程序代写代做代考 data mining decision tree html Prof. Dr. Matei Demetrescu University of Kiel Institute for Statistics and Econometrics Summer 2020

Prof. Dr. Matei Demetrescu University of Kiel Institute for Statistics and Econometrics Summer 2020
Data Mining
Course description
The course provides a statistical introduction to methods designed for analyzing large and complex data sets and relations. The focus is on regression and classification methods. We start in a parametric setup with linearity, but move on relatively fast to discuss issues appearing in practice such as regressor (feature) selection and take a look at model selection techniques like cross-validation. The course is completed by taking a glimpse at specific nonparametric techniques such as regression and decision trees. Selected case studies are discussed in a computer class using R. After completing the course, you will be able to conduct complex data analyses on your own.
Prerequisites
• (Advanced) Statistics I+II or equivalent
Outline
1. Statistical learning
2. Prediction and classification
3. Using linear models
4. Model selection and error estimation
5. Dealing with many features: Shrinkage and dimensionality reduction 6. Getting nonlinear: Local regression, trees and more
7. Ensemble methods: Bagging, boosting, and model averaging
8. Interpretable models
9. Unsupervised learning

Schedule
• The course will begin on April 8th as an OLAT based online course; it is not clear yet when or whether we can revert to normal. Please see the following generic in- formation regarding online teaching at the Institute for Statistics and Econometrics.
Concerning this course, the plan is to upload slides and video tutorials each wee- kend, followed by live Q&A sessions during the original time slot (i.e.
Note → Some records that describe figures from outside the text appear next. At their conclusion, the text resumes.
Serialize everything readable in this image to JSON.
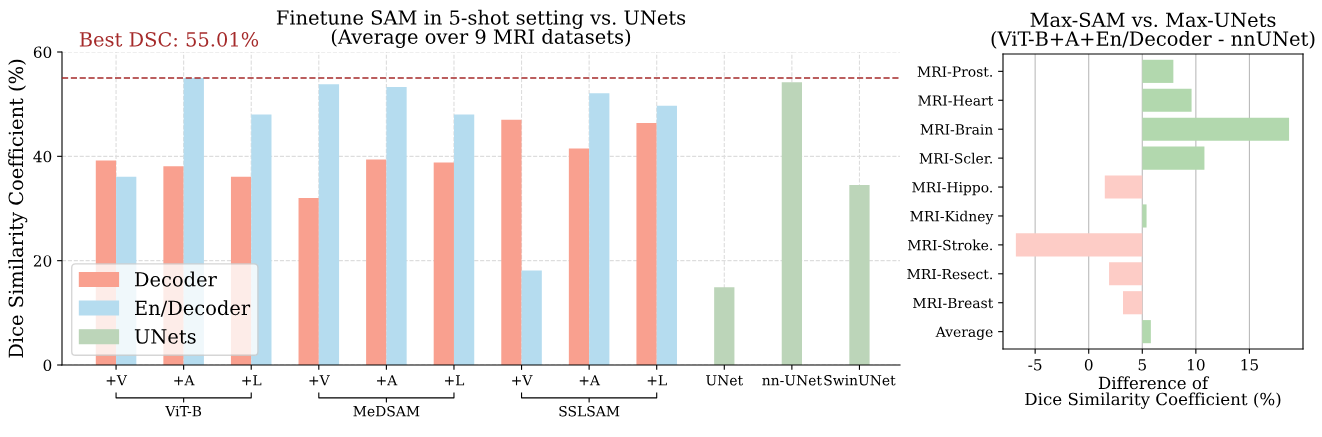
{
  "chart_data": [
    {
      "type": "bar",
      "title": "Finetune SAM in 5-shot setting vs. UNets\n(Average over 9 MRI datasets)",
      "ylabel": "Dice Similarity Coefficient (%)",
      "categories": [
        "+V",
        "+A",
        "+L",
        "+V",
        "+A",
        "+L",
        "+V",
        "+A",
        "+L",
        "UNet",
        "nn-UNet",
        "SwinUNet"
      ],
      "series": [
        {
          "name": "Decoder",
          "color": "#f9a08f",
          "values": [
            39.2,
            38.1,
            36.1,
            32.0,
            39.4,
            38.8,
            47.0,
            41.5,
            46.4,
            null,
            null,
            null
          ]
        },
        {
          "name": "En/Decoder",
          "color": "#b5dcef",
          "values": [
            36.1,
            55.0,
            48.0,
            53.8,
            53.3,
            48.0,
            18.1,
            52.1,
            49.7,
            null,
            null,
            null
          ]
        },
        {
          "name": "UNets",
          "color": "#bcd5b9",
          "values": [
            null,
            null,
            null,
            null,
            null,
            null,
            null,
            null,
            null,
            14.9,
            54.2,
            34.5
          ]
        }
      ],
      "ylim": [
        0,
        60
      ],
      "yticks": [
        0,
        20,
        40,
        60
      ],
      "grid": true,
      "legend": "bottom left",
      "ref_lines": [
        {
          "axis": "y",
          "value": 55.01,
          "label": "Best DSC: 55.01%",
          "color": "#a52a2a",
          "line_style": "dashed"
        }
      ],
      "annotations": [
        "ViT-B",
        "MeDSAM",
        "SSLSAM"
      ]
    },
    {
      "type": "bar",
      "orientation": "horizontal",
      "title": "Max-SAM vs. Max-UNets\n(ViT-B+A+En/Decoder - nnUNet)",
      "xlabel": "Difference of\nDice Similarity Coefficient (%)",
      "categories": [
        "MRI-Prost.",
        "MRI-Heart",
        "MRI-Brain",
        "MRI-Scler.",
        "MRI-Hippo.",
        "MRI-Kidney",
        "MRI-Stroke.",
        "MRI-Resect.",
        "MRI-Breast",
        "Average"
      ],
      "values": [
        2.9,
        4.6,
        13.7,
        5.8,
        -3.5,
        0.4,
        -11.8,
        -3.1,
        -1.8,
        0.8
      ],
      "base": [
        5,
        5,
        5,
        5,
        5,
        5,
        5,
        5,
        5,
        5
      ],
      "colors": [
        "#b2d8ae",
        "#b2d8ae",
        "#b2d8ae",
        "#b2d8ae",
        "#fdccc6",
        "#b2d8ae",
        "#fdccc6",
        "#fdccc6",
        "#fdccc6",
        "#b2d8ae"
      ],
      "xlim": [
        -8,
        20
      ],
      "xticks": [
        -5,
        0,
        5,
        10,
        15
      ],
      "grid": "x"
    }
  ]
}
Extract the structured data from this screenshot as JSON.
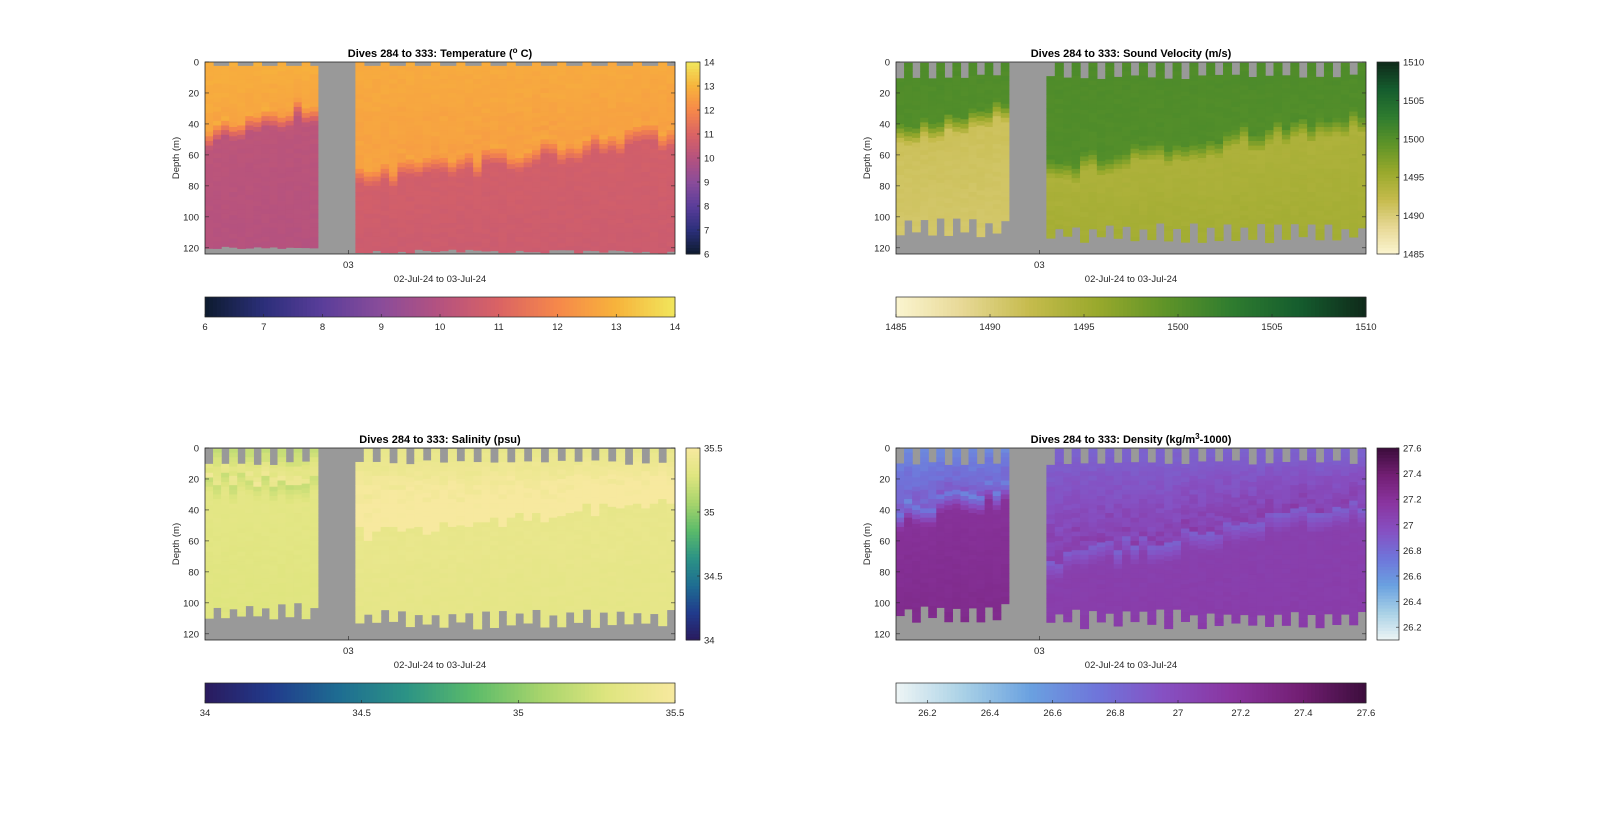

Thursday 2:15pm to 3:45pm) using suitable video conference software.
Please note that plans may change as we go. Any changes will ba communi- cated via OLAT.
• The PC tutorials will be re-scheduled towards the end of the semester; we will let you know as soon as we have more information.
Materials
• Slides and lecture notes will be made available in due time via OLAT • The basic textbook is
– Hastie, T. , R. Tibshirani and J. Friedman (2009, 2nd ed.) The Elements of Statistical Learning: Data Mining, Inference, and Prediction, Springer1
(A pdf copy is freely available from the authors: https://web.stanford.edu/ ~hastie/ElemStatLearn/download.html)
• More focused:
– Bishop, C. (2006) Pattern Recognition and Machine Learning, Springer
• A different perspective:
– Han, J., M. Kamber and J. Pei (2012, 3rd ed.) Data Mining: Concepts and
Techniques, Elsevier
Exam
• written exam
• you may use the slides
• you can earn some bonus points by solving R assignments
1An introductory version we may sometimes use is James, G., D. Witten, T. Hastie and R. Tibshirani (2013) An Introduction to Statistical Learning: With Applications in R, Springer. A pdf copy is also freely available from the authors, feel free to search for it.

Contact:
• mdeme@stat-econ.uni-kiel.de, mokuneva@stat-econ.uni-kiel.de Office hours:
• Office hours are only available online: per email and video call (the latter by ap- pointment).